Я побрел в машинное отделение. «Надо же, – думал я с горечью, – ведь есть же на свете грабли, на которые не ступала нога человека, а я два раза на одни и те же...». Из машинного отделения дитя конструкторской мысли эпохи военного коммунизма выдавало свое обычное: «тыр-тыр-тыр у-у-у». «Чтоб ты сдох!» – подумал я, будучи в расстройстве чувств. И вы не поверите! В тот же момент, как я только об этом подумал, он застонал, как человек, издав такой звук: «ой-ой-ой-о-о-о», и вырубился. Наступила звенящая тишина. Тут я с ужасом вспомнил, что из-за разыгравшихся событий на корабле, совсем забыл залить масло в прожорливое чрево лубрикатора. Сердце мое оборвалось и чуть не упало в штаны. В машинном отделении стоял чад, как от подгоревших котлет. Приборы показывали, что масло на нуле. Это, как говорят врачи, был «летальный исход». Случилось то, о чем меня предупреждал Паша-Дизель. Я угробил двигатель, или, как выражались механики, я его «запорол». Я стоял ошеломленно отрешенный. Ни с того, ни с сего вспомнилась цитата из Козьмы Пруткова: «Начиная свое поприще, не теряй, о юноша, драгоценного времени». Вот глупость-то какая! В глубине своей нестабильной душонки я понимал, что содеянное мною где-то сродни рекорду Гиннеса. Вряд ли какой-нибудь судовой механик до меня, да и после меня, сумел бы за одну только отдельно взятую вахту потерять баржу, посадить судно на мель, сломать гребной винт и запороть судовой дизель. Больше рассказывать ничего не буду. Я, конечно, мог бы рассказать, как проснулся на следующий день знаменитым, как повалил на наш буксир портовый народец поглазеть на меня. Как на моем примере учили молодых специалистов технике безопасности, но не стоит, неохота, да и не интересно. Единственно, что могу вам сообщить, так это то, что баржу теперь не потеряешь. Даже, если очень стараться, Вы спросите, почему? Может быть, на речном флоте перестали вином баловаться? Да ничего похожего. А потому, что баржи теперь перевозят методом толкания: упрется буксир носом барже в зад (пардон, в корму) и толкает ее, таким образом – из пункта А в пункт Б. И выяснилось, что так даже быстрее, дешевле и выгоднее. Так, что я думаю, вы согласитесь со мной, что мой «опыт» не пропал зря. Из него сделали соответствующие выводы и это, если так можно выразиться, мой достойный вклад в общую трудовую копилку речного флота. И все это сделано правильно. Как говорят арабы, «на Аллаха надейся, а верблюда привязывай».

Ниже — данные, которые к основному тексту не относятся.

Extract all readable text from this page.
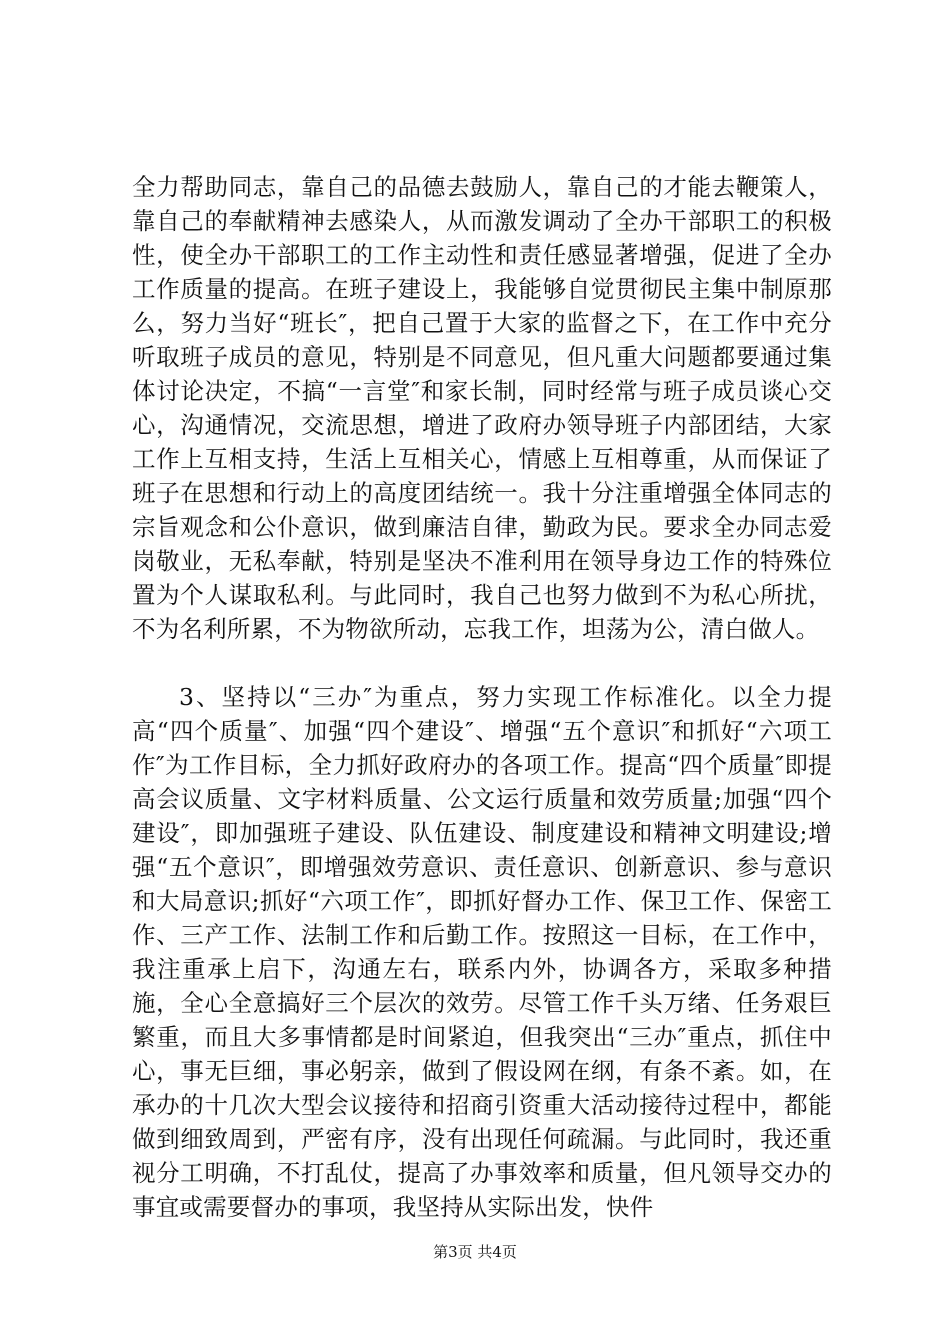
全力帮助同志，靠自己的品德去鼓励人，靠自己的才能去鞭策人，靠自己的奉献精神去感染人，从而激发调动了全办干部职工的积极性，使全办干部职工的工作主动性和责任感显著增强，促进了全办工作质量的提高。在班子建设上，我能够自觉贯彻民主集中制原那么，努力当好“班长″，把自己置于大家的监督之下，在工作中充分听取班子成员的意见，特别是不同意见，但凡重大问题都要通过集体讨论决定，不搞“一言堂″和家长制，同时经常与班子成员谈心交心，沟通情况，交流思想，增进了政府办领导班子内部团结，大家工作上互相支持，生活上互相关心，情感上互相尊重，从而保证了班子在思想和行动上的高度团结统一。我十分注重增强全体同志的宗旨观念和公仆意识，做到廉洁自律，勤政为民。要求全办同志爱岗敬业，无私奉献，特别是坚决不准利用在领导身边工作的特殊位置为个人谋取私利。与此同时，我自己也努力做到不为私心所扰，不为名利所累，不为物欲所动，忘我工作，坦荡为公，清白做人。

3、坚持以“三办″为重点，努力实现工作标准化。以全力提高“四个质量″、加强“四个建设″、增强“五个意识″和抓好“六项工作″为工作目标，全力抓好政府办的各项工作。提高“四个质量″即提高会议质量、文字材料质量、公文运行质量和效劳质量;加强“四个建设″，即加强班子建设、队伍建设、制度建设和精神文明建设;增强“五个意识″，即增强效劳意识、责任意识、创新意识、参与意识和大局意识;抓好“六项工作″，即抓好督办工作、保卫工作、保密工作、三产工作、法制工作和后勤工作。按照这一目标，在工作中，我注重承上启下，沟通左右，联系内外，协调各方，采取多种措施，全心全意搞好三个层次的效劳。尽管工作千头万绪、任务艰巨繁重，而且大多事情都是时间紧迫，但我突出“三办″重点，抓住中心，事无巨细，事必躬亲，做到了假设网在纲，有条不紊。如，在承办的十几次大型会议接待和招商引资重大活动接待过程中，都能做到细致周到，严密有序，没有出现任何疏漏。与此同时，我还重视分工明确，不打乱仗，提高了办事效率和质量，但凡领导交办的事宜或需要督办的事项，我坚持从实际出发，快件

第3页 共4页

А вам, блин, уважаемые коллеги, молодые специалисты, механики и просто сочувствующие, на своем горьком опыте советую никогда, блин, не лезть по просьбе начальства даже в трансформаторную будку, даже за штурвал, блин. А иначе получится что? Правильно – блин горелый. Ибо Богу – богово, кесарю – кесарево, а слесарю – слесарево.

Искренне ваш Василий Мухин. Или просто Муха.